Jan 28, 2016

Trial Explores Whether Towns Discriminate Against Nonmembers of Polygamous Sect

New York Times
January 20, 2016

PHOENIX — When an unfamiliar car drives into the small neighboring towns of Colorado City, Ariz., and Hildale, Utah, private security agents working for the polygamist sect that dominates the towns ask the local marshals, who act as the police for both towns, to run the license plates to see who is passing through, federal prosecutors said.

Women wear ankle-length dresses. Children are taught to distrust strangers. Men think they need to have at least three wives to earn eternal salvation.

Most of the 10,000 people who live in these towns live by the rules of the cloistered world they inhabit and the dictates of a polygamous sect, the Fundamentalist Church of Jesus Christ of Latter-day Saints, whose prophet, Warren S. Jeffs, is serving a life sentence for the sexual assault of underage girls he said were his wives. And now, in Federal District Court here, 12 jurors will be asked to decide whether the two municipalities are run in a way that discriminates against outsiders, depriving them of their housing and civil rights.

According to the federal government’s complaint, originally filed in 2012, the towns and their utilities “have engaged in a pattern or practice of illegal discrimination against individuals who are not members of the Fundamentalist Church of Jesus Christ of Latter-day Saints.”

For their part, lawyers representing Hildale and Colorado City say the issue at hand is religious freedom; they accuse the government of discriminating against an unpopular religion, whose legality is not being challenged.

Jeffrey Matura, who represents Colorado City, said in opening arguments Wednesday that the federal government “wants you as a jury to hold Colorado City and Hildale liable for the sins of the church.” But what jurors are being asked is to decide if Colorado City and Hildale discriminate against residents who are not members of the sect, he said.

“At the end of this trial,” Mr. Matura went on, “you’ll have the rare opportunity of telling the federal government ‘no.’ ”

In her opening statement, Jessica Clarke Crockett, a trial lawyer for the Justice Department, said the case was about safeguarding “some of the most basic rights and freedoms of our democracy,” including, she said, “the freedom to live in a city ruled by the law of the land, not the law of religion.”

For at least 20 years, prosecutors say, the towns and their institutions — including their electric and water utilities — have operated as a branch of Mr. Jeffs’s sect, which he is said to still control from behind bars. The handful of marshals the municipalities share are there to enforce the rules of their religious leaders and not the rule of American law, prosecutors say. In so doing, the government asserts, Colorado City and Hildale created a two-tiered system in which police protections, water connections and building permits were granted based on whether people were — or were not — aligned with the sect.

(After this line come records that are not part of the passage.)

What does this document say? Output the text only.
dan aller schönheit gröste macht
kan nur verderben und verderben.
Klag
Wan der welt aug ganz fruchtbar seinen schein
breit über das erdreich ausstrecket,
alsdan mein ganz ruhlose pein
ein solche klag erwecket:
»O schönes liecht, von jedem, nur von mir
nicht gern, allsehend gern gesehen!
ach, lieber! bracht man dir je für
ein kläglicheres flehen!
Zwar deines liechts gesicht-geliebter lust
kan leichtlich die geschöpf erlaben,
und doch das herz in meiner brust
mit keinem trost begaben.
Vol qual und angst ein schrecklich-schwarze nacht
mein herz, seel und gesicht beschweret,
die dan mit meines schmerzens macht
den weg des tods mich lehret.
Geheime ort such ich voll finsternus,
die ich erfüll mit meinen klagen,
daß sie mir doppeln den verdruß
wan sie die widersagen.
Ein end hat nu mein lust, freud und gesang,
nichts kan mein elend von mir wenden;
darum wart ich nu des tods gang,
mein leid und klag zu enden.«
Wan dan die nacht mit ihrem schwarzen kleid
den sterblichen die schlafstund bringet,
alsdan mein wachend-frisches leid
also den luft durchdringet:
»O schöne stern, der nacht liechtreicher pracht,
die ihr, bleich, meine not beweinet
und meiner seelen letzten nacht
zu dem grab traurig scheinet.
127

At times, marshals pulled over unknown vehicles only to check who was inside, the complaint says. And sometimes, drivers who were not sect members were cited for traffic violations that did not result in citations against drivers who were part of the sect.

Among other charges, the defendants “refused to negotiate for the sale of housing, denied housing, or otherwise made housing unavailable because of religion,” according to the government’s complaint, which seeks unspecified civil monetary damages as compensation.

After breaking for lunch, the prosecution called its first witness, Dowayne Barlow, a former aide to Mr. Jeffs’s brother, Lyle, the sect’s bishop. Mr. Barlow, who is no longer a member of the sect and who is a cousin of the Hildale mayor, said the sect’s security agents were not a benign neighborhood watch, but “a network that spied on the people for the church leadership,” looking for people who were “out of conformance with church regulations,” by doing such things as “talking to apostates.”

The Fundamentalist Church of Jesus Christ of Latter-day Saints broke away when mainstream Mormonism disavowed polygamy more than 100 years ago. The sect settled in the area that is today Colorado City and Hildale, adjacent towns that are set against towering red mountains along the intersection of northwestern Arizona and southwestern Utah.

Blake Hamilton, a lawyer for Hildale, told the jurors, “This country is founded under principles of religious freedom,” and it is easy “to accept a religion when it’s popular.” When it is not, it can be just as easy to assume that “people who think so differently than yourselves are more capable of harm,” he said.

“The church,” he went on, “is not on trial.”

From the bench, Judge H. Russel Holland instructed the jury of eight men and four women from northern Arizona, “Keep an open mind throughout the trial.”